To address the aforementioned issues, ATSS proposed a new idea:

Let each ground-truth object decide the boundary between positives and negatives for itself, instead of relying on manual settings.

The procedure is as follows:

Select Candidates: For each GT $g$ , pick $k$ anchors per layer that are closest to its center, forming the candidate set $C_g$ .
Compute Statistics: Calculate the IoU distribution $D_g$ among the candidates, and obtain $m_g$ and $v_g$ .
Adaptive Threshold: Set $t_g = m_g + v_g$ .
Select Positives: Any anchor with IoU ≥ $t_g$ and center inside the box is added to the positive set $\mathcal{P}_g$ . If an anchor is chosen by multiple GTs, it is assigned to the GT with the highest IoU.
All other anchors are negatives $\mathcal{N}$ .

This design brings many benefits:

Center-based candidate selection: Whether anchor-based or anchor-free, candidates closer to the center are usually higher quality.
Using $m_g+v_g$ as the threshold:
- High $m_g$ → overall candidate quality is good → threshold should be high.
- Low $m_g$ → overall candidate quality is poor → threshold should be low to avoid missing GTs.
- High $v_g$ → only certain layers are suitable → raise the threshold, keeping only samples from those layers.
- Low $v_g$ → multiple layers are suitable → lower threshold, allowing more layers to participate.
Maintaining fairness: Statistically, each GT will have about $0.2 \times kL$ positive samples, independent of object size, aspect ratio, or position, avoiding the "large objects have more positives, small objects have fewer" problem.
Almost parameter-free: The only $k$ has been shown experimentally to be robust; a range of $7 \sim 17$ performs well, so ATSS can be regarded as a "parameter-free" method.

To verify the effectiveness of ATSS on anchor-based detectors, the authors replaced the traditional sample assignment in RetinaNet (#A=1) with ATSS.

All evaluation metrics improved, as shown in the table below:

retinanet

The authors attribute these improvements to each GT being able to adaptively select suitable positive samples based on its own statistical properties.

Since ATSS only changes the definition of positives and negatives and incurs no extra computational cost, it can be seen as "free performance gain."

Next, the authors applied ATSS to the anchor-free detector FCOS, leading to two versions:

Lite Version (Center Sampling)
- In original FCOS, all points inside the box are candidates, which introduces many low-quality positives.
- ATSS Lite: Select only $k=9$ candidates per layer closest to the center as positives.
- This method has been integrated into official FCOS code as center sampling.
- Experimental results: AP improved 37.8 → 38.6 (as shown above).
- Downside: Still retains the scale range hyperparameter, not fully eliminated.
Full Version (Complete ATSS)
- Temporarily treat FCOS points as square anchors with side length $8S$ ( $S$ is the layer stride), then assign positives using the ATSS method.
- During regression, prediction is still from the point to the four boundaries, same as original FCOS.
- Experimental results:
  
  AP $AP_{50}$ $AP_{75}$ $AP_S$ $AP_M$ $AP_L$
  +1.4 +1.7 +1.7 +0.6 +1.3 +2.7

AP	$AP_{50}$	$AP_{75}$	$AP_S$	$AP_M$	$AP_L$
+1.4	+1.7	+1.7	+0.6	+1.3	+2.7

The results show that although Lite and Full versions have similar spatial candidate selection, their handling of the scale dimension differs.

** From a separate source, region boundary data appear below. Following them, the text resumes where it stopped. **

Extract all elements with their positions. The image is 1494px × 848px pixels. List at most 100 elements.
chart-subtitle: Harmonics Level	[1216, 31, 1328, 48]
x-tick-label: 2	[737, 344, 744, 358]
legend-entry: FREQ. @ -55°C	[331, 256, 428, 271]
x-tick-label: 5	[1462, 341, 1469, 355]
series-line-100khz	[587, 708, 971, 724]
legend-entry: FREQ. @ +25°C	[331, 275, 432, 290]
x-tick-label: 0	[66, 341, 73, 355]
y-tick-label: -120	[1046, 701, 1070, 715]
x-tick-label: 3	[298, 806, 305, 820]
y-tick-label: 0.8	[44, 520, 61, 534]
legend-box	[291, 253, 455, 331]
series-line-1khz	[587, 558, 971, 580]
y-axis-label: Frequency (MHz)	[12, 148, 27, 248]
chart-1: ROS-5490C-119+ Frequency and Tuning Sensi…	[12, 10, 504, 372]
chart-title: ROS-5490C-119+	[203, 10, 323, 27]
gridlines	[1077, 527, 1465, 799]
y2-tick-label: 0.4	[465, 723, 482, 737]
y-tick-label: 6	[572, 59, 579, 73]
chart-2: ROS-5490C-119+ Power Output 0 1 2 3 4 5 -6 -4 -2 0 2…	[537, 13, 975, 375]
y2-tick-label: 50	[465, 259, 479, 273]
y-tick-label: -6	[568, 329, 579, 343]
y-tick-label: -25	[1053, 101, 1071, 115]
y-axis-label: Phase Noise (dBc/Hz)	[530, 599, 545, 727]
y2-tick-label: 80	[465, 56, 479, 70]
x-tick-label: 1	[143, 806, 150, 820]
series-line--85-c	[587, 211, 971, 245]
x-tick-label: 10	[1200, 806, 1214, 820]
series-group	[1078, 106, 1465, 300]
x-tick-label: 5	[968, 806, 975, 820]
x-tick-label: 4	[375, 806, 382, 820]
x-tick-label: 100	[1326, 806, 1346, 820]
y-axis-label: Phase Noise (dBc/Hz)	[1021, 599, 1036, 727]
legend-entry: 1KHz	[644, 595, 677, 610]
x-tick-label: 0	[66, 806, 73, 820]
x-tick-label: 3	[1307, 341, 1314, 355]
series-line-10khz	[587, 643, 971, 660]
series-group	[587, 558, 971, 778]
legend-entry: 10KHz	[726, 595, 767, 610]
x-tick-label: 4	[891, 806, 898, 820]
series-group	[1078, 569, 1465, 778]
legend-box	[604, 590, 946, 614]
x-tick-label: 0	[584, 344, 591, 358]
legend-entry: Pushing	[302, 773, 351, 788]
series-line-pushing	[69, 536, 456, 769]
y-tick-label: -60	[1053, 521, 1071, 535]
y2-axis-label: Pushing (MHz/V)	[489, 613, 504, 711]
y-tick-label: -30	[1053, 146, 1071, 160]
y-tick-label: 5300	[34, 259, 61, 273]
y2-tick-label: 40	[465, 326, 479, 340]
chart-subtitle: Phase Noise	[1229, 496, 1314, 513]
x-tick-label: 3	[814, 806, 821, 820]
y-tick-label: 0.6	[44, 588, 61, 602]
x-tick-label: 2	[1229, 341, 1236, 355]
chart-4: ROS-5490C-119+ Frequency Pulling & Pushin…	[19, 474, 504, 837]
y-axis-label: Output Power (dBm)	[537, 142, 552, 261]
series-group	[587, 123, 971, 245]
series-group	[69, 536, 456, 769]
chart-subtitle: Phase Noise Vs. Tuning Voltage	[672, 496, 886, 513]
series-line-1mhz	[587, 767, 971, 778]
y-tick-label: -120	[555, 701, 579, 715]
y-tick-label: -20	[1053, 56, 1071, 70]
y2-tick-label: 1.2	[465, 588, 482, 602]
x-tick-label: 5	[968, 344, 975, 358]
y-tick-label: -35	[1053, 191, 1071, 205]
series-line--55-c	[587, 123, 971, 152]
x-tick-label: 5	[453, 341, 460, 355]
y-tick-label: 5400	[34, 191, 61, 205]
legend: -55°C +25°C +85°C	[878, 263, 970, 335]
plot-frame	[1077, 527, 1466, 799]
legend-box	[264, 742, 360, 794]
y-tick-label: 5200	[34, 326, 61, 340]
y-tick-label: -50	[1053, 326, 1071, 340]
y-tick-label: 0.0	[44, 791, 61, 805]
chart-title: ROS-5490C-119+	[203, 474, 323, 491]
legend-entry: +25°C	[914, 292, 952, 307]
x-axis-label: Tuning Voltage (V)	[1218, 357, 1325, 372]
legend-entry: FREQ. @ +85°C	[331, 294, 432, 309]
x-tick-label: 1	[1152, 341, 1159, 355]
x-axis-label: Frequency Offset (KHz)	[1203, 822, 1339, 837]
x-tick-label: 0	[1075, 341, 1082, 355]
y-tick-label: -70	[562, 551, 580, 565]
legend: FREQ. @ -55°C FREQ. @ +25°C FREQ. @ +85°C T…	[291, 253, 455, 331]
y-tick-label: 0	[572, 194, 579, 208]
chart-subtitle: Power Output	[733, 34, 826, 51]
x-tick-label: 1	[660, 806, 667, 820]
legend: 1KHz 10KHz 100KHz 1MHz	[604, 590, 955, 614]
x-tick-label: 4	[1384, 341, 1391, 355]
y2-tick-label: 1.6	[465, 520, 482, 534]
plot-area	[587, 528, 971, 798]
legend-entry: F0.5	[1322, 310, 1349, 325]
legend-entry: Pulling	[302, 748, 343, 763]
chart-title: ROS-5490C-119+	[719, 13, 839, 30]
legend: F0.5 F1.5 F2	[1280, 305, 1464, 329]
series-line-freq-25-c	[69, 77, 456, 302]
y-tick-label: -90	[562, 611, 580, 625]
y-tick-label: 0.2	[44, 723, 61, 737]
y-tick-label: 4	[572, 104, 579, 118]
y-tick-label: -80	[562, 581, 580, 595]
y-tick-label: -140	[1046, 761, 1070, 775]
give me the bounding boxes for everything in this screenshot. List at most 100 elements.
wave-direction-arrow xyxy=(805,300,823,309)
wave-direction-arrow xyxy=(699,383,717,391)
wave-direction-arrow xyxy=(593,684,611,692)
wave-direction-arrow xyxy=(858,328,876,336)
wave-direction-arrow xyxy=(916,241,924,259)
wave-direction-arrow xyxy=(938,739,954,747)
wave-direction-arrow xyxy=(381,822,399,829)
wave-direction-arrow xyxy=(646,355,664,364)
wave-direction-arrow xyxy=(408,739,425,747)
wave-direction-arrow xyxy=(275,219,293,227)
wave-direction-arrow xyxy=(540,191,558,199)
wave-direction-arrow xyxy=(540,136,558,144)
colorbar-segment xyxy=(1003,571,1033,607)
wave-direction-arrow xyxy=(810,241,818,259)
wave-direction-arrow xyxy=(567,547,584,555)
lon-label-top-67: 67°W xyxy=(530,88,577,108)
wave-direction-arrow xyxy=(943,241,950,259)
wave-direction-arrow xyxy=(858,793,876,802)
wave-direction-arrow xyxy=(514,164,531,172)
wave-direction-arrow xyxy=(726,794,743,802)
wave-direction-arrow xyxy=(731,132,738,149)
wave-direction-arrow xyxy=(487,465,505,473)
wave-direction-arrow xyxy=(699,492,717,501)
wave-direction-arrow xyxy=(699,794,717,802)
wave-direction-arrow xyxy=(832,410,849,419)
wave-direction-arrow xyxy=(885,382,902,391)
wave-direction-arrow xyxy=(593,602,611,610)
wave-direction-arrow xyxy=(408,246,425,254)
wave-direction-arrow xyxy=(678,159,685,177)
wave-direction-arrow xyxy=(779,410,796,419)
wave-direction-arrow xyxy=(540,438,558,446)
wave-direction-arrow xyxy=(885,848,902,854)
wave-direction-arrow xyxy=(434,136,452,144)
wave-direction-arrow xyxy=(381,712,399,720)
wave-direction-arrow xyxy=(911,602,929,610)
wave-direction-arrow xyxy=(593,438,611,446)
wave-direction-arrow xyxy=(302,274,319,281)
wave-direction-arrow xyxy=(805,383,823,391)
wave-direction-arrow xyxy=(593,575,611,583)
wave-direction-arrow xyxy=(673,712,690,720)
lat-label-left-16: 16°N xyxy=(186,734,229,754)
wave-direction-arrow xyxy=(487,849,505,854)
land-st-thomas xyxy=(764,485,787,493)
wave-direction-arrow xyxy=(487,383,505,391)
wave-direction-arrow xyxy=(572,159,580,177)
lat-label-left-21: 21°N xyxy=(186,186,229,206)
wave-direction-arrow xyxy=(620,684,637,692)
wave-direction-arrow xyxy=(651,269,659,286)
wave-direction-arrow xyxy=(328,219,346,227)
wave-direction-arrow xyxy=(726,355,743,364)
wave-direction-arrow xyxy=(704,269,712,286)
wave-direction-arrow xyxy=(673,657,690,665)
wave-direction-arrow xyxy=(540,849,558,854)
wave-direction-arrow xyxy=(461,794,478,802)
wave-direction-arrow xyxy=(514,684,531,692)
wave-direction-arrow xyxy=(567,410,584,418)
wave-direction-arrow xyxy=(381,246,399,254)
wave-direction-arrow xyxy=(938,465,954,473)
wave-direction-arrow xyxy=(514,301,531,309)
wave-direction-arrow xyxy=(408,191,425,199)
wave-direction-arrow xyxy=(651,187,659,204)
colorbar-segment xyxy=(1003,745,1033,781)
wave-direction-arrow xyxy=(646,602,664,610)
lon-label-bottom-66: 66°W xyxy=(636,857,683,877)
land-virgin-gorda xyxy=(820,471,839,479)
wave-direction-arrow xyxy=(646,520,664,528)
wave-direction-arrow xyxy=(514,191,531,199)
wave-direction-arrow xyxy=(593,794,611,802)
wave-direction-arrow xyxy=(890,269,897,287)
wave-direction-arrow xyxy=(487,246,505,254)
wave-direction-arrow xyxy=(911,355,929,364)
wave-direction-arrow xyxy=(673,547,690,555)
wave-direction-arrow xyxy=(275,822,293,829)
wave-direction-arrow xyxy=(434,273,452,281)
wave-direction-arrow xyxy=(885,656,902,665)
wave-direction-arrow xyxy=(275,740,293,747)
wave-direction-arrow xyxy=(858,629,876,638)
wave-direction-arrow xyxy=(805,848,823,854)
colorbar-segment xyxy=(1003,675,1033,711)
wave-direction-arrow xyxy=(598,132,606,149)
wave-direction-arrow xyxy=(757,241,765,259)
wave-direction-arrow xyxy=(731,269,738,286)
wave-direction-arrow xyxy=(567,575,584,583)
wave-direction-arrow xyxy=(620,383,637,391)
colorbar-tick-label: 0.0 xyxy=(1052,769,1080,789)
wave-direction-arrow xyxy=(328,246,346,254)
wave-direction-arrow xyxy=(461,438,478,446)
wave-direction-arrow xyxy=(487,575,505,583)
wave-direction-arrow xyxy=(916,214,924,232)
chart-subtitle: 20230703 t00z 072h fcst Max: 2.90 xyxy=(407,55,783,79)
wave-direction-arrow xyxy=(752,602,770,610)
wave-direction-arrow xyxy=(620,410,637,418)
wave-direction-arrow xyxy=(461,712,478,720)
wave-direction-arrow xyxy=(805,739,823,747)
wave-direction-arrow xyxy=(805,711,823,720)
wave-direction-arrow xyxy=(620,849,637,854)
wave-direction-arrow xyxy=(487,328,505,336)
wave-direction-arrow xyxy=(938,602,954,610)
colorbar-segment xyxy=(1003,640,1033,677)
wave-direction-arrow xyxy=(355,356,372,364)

The Full version uses adaptive thresholds to select samples, which leads to significantly better results. Therefore, the authors believe that instead of relying on fixed scale ranges, letting ATSS automatically decide the sample allocation brings more stable and comprehensive improvements.

Discussion

To verify the final effectiveness of ATSS, the authors compared it with other mainstream detectors on MS COCO test-dev.

The experimental setup was as follows:

Used multi-scale training (randomly scaling the short side of images to between $640$ and $800$ ).
Doubled the total training steps to 180K, with learning rate reductions at 120K / 160K.
All other settings were consistent with previous experiments.

Comparison with Existing Methods

result

With ResNet-101 as the backbone, ATSS achieved 43.6% AP, surpassing all other detectors using the same backbone:
- Cascade R-CNN: 42.8%
- C-Mask R-CNN: 42.0%
- RetinaNet: 39.1%
- RefineDet: 36.4%
With larger backbones:
- ResNeXt-32x8d-101 → 45.1%
- ResNeXt-64x4d-101 → 45.6%
ATSS almost matches SNIP (45.7%), with only a 0.1% difference, despite SNIP using a more complex multi-scale train/test strategy.
With DCN (Deformable Convolutional Networks):
- ResNet-101 → 46.3%
- ResNeXt-32x8d-101 → 47.7%
- ResNeXt-64x4d-101 → 47.7%

With a single model and single-scale test, ATSS already achieved 47.7% AP, surpassing all contemporaneous methods. With multi-scale testing, it ultimately broke through 50.7% AP.

Essentially, ATSS only changes the “positive/negative sample definition”, yet it brings consistent gains regardless of backbone and is complementary with DCN and multi-scale strategies.

Discussion on Number of Anchors

anchor

Most experiments above were based on RetinaNet (#A=1), but traditional RetinaNet places 9 anchors per location (3 scales × 3 aspect ratios).

With the traditional IoU-based assignment:
- RetinaNet (#A=9) → 36.3% AP
- With general improvements (GroupNorm, GIoU loss, etc.) → 38.4% AP
- For comparison, RetinaNet (#A=1) achieves 37.0% AP.
- Conclusion: Under the traditional strategy, using more anchors does improve performance.
But after applying ATSS:
- RetinaNet (#A=9) → +0.8% AP (limited improvement)
- Results are nearly identical to RetinaNet (#A=1).
- Even if the number of scales or aspect ratios is reduced from 3 to 1, the performance hardly changes.

With ATSS, no matter how many anchors are placed at each location, high-quality positives can still be selected. In other words, the advantage of multiple anchors vanishes under ATSS, and this redundancy is worth investigating further in future work.

Conclusion

The greatest contribution of ATSS is refocusing the core issue of object detection on the definition of positives and negatives. Through a simple statistical rule, each GT can automatically determine its own sample boundary, eliminating reliance on IoU thresholds or scale ranges.

At the same time, ATSS ended years of debate between anchor-based and anchor-free methods and brought steady, comprehensive performance improvement without increasing inference cost.

This insight has inspired a wave of follow-up work:

PAA, OTA/SimOTA: make sample assignment learnable or globally optimal.
TOOD / TAL: emphasize alignment between classification and localization.
VFL, GFLv2: explicitly inject quality information into classification scores.

As of today (2025), more models in practice have moved toward globalized (OTA) and task-aligned (TAL) designs. In Transformer-based architectures like DETR and DINO, sample assignment is reformulated as Hungarian matching, but the essence remains the same:

How can we ensure the model learns from the right samples?

We identify the problem, then solve the problem.

ATSS is undoubtedly a classic work worth reading.